You dont have to use L'Hopital

$$\lim_{x \rightarrow 1} \frac{\log x}{1-x} = \lim_{x \rightarrow 1} \frac{\log x-\log 1}{1-x}$$

wich is the definition of the derivative of $-\log x$ evaluated in $1$ so its obvious than the limit is $-1$.

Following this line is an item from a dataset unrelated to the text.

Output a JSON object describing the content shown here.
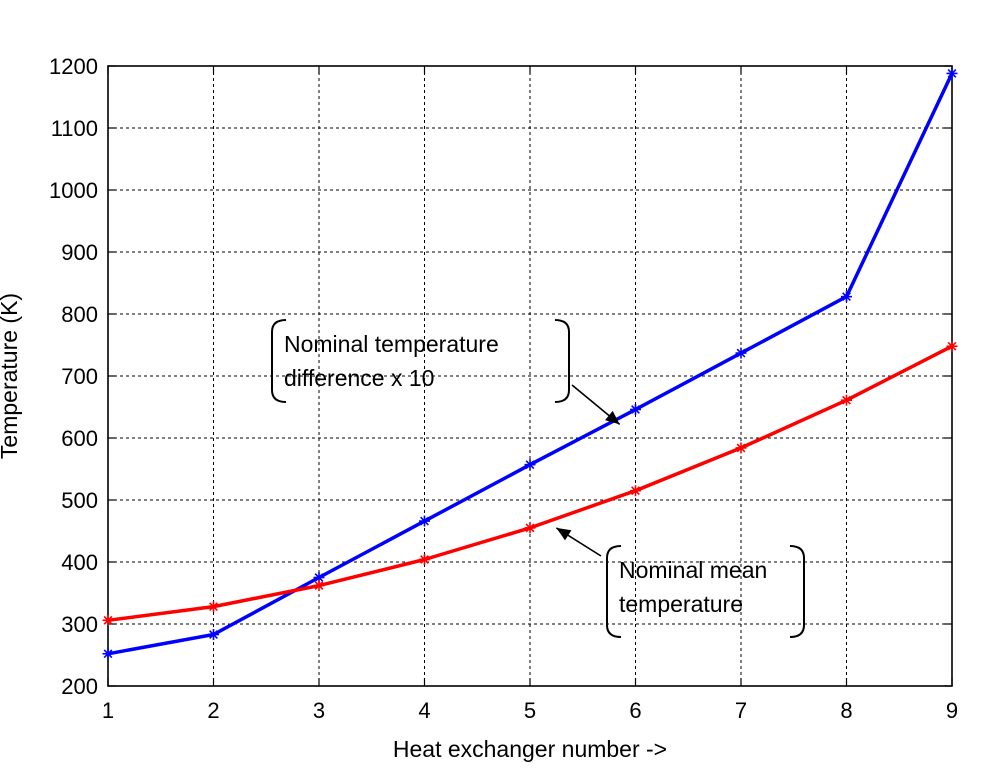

Much more elegant dont you think?

Last edited: Dec 13, 2004
7. Dec 14, 2004

### dextercioby

Not than my version
$$lim_{x\rightarrow 1} x^{\frac{1}{1-x}} =lim_{y\rightarrow 0} (1-y)^{\frac{1}{y}}=\frac{1}{e}$$
,where i made use of a simple substituion... :tongue2: and of a very known limit.

Daniel.

8. Dec 14, 2004

### iSamer

nice and simple !!

9. Dec 14, 2004

### ReyChiquito

hey Daniel, can you remind me of how

$$\lim_{y\rightarrow 0} (1-y)^{\frac{1}{y}}$$

is calculated???? too lazy to open my book :P

10. Dec 14, 2004

### dextercioby

Kay,i'll make an exception:
$$\lim_{y\rightarrow 0}(1-y)^{\frac{1}{y}}=\lim_{x\rightarrow +\infty}(1-\frac{1}{x})^{x} =\frac{1}{e}$$

Daniel.

11. Dec 14, 2004

### daster

Nice solution, dextercioby!